Publiés dans la revue Nature Physics, le 7 mai 2018, leurs expériences valident une théorie sur les transitions de phase topologiques, domaine de recherche initié par les prix Nobel de physique 2016, David Thouless, Duncan Haldane et Michael Kosterlitz.
Bacovo, un matériau modèle pour vérifier les transitions de phases topologiques
Cette théorie, quelle est-elle ? Elle prédit qu’un jeu d’excitations topologiques dans un matériau quantique est susceptible d’induire une transition de phase. Qu’entendent les scientifiques par excitations topologiques ? « Des défauts dans la matière que l’on ne peut pas éliminer par une déformation continue de l’espace », explique Virginie Simonet, chercheur du CNRS à l’institut Néel de Grenoble. Et de préciser : « comme par exemple, une rangée d’atomes qui a disparu dans le matériau ».
Les scientifiques grenoblois n’étaient pourtant pas partis pour valider cette théorie. Ils exploraient les propriétés d’un matériau anti-ferromagnétique inconnu du grand public, du nom de Bacovo (BaCo2V208), quand ils ont observé une transition de phase mystérieuse.
Pour comprendre comment fonctionnent les propriétés quantiques de Bacovo, notamment ses excitations topologiques, les scientifiques grenoblois ont alors fait appel à l’équipe de théoriciens de Thierry Giamarchi, professeur au département de physique de la matière quantique de la faculté des sciences de l’Unige, membre de l’Académie des sciences de l’Institut de France.
« Nous nous rapprochons d’applications des propriétés quantiques des matériaux »
Le consortium franco-suisse a ainsi pu démontrer que la transition de phase topologique de Bacovo,
n’était pas gouvernée par un seul, mais par deux types d’excitations topologiques en compétition. Une satisfaction immense pour ces scientifiques qui ont réussi à transformer une hypothèse théorique en expérience vérifiée.
Mieux encore, les physiciens sont parvenus à sélectionner quel type d’excitations dominerait l’autre grâce à l’application d’un champ magnétique intense. De quoi leur permettre de contrôler le jeu qui l’emporte et régler ainsi à loisir l’état de la matière de Bacovo. Une première !

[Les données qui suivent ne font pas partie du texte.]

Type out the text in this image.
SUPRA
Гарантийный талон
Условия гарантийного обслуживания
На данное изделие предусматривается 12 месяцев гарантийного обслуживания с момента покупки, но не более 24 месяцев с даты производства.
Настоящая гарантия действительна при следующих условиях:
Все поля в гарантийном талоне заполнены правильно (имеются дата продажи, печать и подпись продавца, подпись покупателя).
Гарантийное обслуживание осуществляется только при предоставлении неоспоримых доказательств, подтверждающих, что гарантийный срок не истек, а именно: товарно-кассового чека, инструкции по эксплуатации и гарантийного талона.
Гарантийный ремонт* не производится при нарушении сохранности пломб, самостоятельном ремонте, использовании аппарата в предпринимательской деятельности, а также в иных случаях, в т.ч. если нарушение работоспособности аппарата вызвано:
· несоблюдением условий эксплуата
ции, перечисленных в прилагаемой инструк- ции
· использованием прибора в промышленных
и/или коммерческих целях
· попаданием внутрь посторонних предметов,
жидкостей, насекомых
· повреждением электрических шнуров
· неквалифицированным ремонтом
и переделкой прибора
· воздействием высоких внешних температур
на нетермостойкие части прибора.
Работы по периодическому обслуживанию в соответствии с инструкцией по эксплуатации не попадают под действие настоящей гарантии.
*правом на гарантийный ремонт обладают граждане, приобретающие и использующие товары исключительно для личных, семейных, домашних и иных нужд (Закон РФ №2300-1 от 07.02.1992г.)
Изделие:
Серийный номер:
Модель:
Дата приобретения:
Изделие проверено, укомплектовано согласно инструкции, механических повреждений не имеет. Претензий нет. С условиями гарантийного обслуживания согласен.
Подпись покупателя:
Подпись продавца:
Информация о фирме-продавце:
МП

« Ces résultats ouvrent tout un champ de possibles dans la recherche de la physique quantique, se réjouit Thierry Giamarchi. Certes, nous en sommes encore au niveau fondamental, mais c’est par ce genre de découvertes que chaque jour nous nous rapprochons d’applications des propriétés quantiques des matériaux, et pourquoi pas de l’ordinateur quantique ! », se prend-il encore à rêver.